The date column in question, is supposed to be auto set for current date at record creation time then overwritten when the file import is imported which would/should overwrite the default date. Most of the time it works as designed but the occasional anomaly prevents the date from saving to the DB. Manually populating those few missing dates allowed the missing records to print.
Even though the date field is, in no way, queried for the particular record request, it did stop that record from printing if it was NULL.

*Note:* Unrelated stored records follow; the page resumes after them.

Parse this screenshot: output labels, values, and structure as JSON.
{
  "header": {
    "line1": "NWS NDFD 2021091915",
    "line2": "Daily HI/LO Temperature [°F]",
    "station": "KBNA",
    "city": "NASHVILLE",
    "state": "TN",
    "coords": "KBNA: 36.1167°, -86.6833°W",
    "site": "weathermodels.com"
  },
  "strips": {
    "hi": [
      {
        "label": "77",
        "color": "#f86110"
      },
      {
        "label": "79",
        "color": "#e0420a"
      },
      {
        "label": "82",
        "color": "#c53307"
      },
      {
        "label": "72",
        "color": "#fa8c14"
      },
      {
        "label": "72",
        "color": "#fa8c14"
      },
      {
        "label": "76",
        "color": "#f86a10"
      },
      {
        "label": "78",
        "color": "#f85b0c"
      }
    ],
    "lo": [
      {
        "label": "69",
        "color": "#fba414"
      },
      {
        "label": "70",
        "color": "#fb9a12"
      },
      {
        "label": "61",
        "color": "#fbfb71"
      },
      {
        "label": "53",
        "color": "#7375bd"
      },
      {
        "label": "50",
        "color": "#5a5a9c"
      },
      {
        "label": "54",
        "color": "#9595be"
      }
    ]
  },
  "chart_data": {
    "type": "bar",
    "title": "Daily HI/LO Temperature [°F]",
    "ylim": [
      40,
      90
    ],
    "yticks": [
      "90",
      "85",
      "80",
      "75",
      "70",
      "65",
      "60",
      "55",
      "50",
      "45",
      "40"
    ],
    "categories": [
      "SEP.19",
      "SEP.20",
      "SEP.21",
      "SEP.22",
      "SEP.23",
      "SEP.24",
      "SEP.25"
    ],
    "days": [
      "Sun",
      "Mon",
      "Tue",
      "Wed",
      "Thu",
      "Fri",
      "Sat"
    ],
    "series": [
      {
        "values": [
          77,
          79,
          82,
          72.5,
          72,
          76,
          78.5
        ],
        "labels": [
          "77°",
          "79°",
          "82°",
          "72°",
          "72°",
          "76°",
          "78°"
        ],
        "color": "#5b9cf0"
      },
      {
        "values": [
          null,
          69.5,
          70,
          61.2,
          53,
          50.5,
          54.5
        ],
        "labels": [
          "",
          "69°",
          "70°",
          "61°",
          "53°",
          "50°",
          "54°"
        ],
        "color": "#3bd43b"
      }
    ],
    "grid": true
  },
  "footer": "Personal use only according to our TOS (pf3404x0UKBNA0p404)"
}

Wrong! Don't change the datatype you compare against, from nvarchar to int. You're forcing SQL to convert every value in the table to int before the comparison and drastically reducing the chance of an index being useful for this query. If the value is numeric, the column should actually be numeric, but since it isn't, you should compare using the data type that the column actually is, not what it should be.
DECLARE @reportYear int = (year(getdate()) - iif(month(getdate()) = 1, 1, 0));
DECLARE @startLoadNumber nvarchar(10) = CAST(@reportYear * 1000 AS nvarchar(4) + N'001'
, @endLoadNumber nvarchar(10) = CAST(@reportYear * 1000 AS nvarchar(4)) + N'999';
...
WHERE PETS_LOAD_NUMB BETWEEN @startLoadNumber AND @endLoadNumber **AND
LEN(PETS_LOAD_NUMB) = 7**
I have changed the PETS_LOAD_NUMB field to an INT field - Not sure why that was set to a varchar anyways. Must have been during one of my really late night nights when I was first setting this up years back.